GPR was used to investigate construction detail and determine if precast hollow core units had reinforcement placed within them and been infilled with concrete in accordance with the specification.
Cracking had been observed in the roof slab of a London school, adjacent to a wall. There was a concern that the problem was caused by a poor standard of construction.
The roof construction comprised hollow-core pre-cast units, each containing six cores. The as-built drawings showed the tops of three alternate cores broken out for a distance of 500 mm and a reinforcement bar inserted and the core filled with concrete to that point. Every other core should, therefore, be filled with concrete for a distance of about 500 mm from the supporting wall.

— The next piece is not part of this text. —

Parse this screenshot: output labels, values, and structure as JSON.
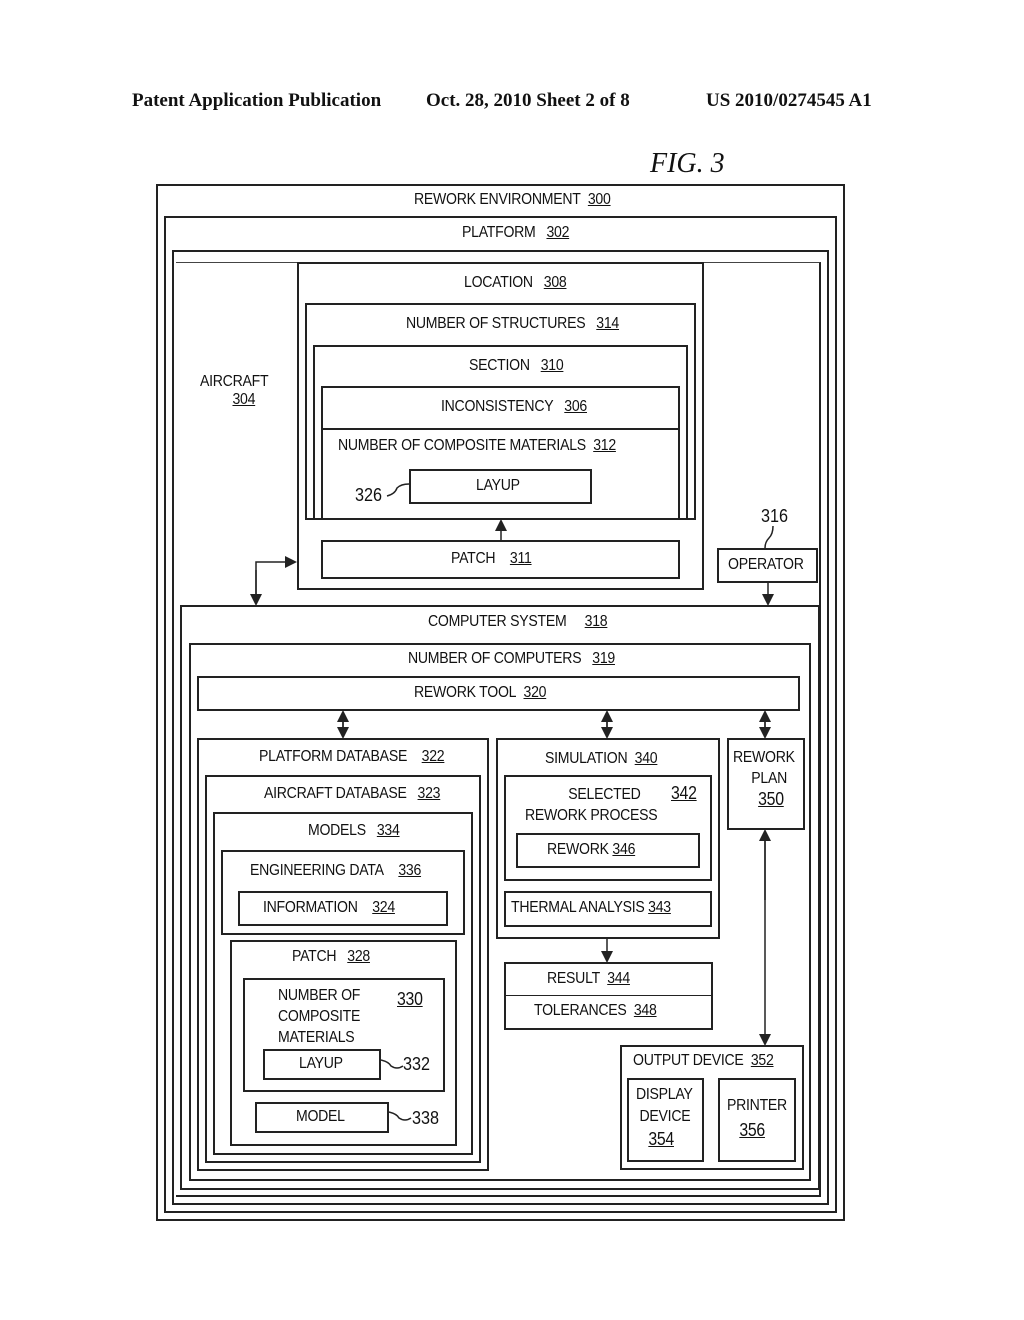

The client wished to establish by non-destructive means, the extent to which the cores had in fact been filled with concrete, in the vicinity of the cracks.
GPR survey method
Sandberg used Ground Penetrating Radar (GPR) to establish the presence and extent of in-fill concrete in the cores of nominated hollow-core pre-cast units. A GSSI SIR 3000 Ground Penetrating Radar system was used with a 2.0 GHz palm antenna. The antenna is very compact and ideal for scanning to within 45 mm of an obstruction.
Due to the roof construction detail including a layer of insulation, all GPR scans were undertaken on the slab soffit. Single scan lines were collected within the nominated area up to 0.8 – 1.0 m from the adjacent internal wall.
Survey findings
- GPR detected the following variations within the hollow-cores:
- Completely filled in with concrete
- Partially filled in with concrete
- Unfilled, no concrete
Results were presented on CAD drawings; the state of infill indicated by different colour hatch. The distribution of infilled cores was very haphazard and the extent of infill was not in accordance with the specification indicating a poor standard of construction. No reliable correlation between the infill concrete and crack positions could be established.
GPR also detected occasional linear features within the cores, likely to be the specified reinforcement. It must be noted, however, that GPR will not reliably detect reinforcement within an empty or partially filled hollow core; this is because the strong reflection from the void is likely to mask the smaller, weaker reflection from the reinforcement. Consequently, all rebar may not have been detected.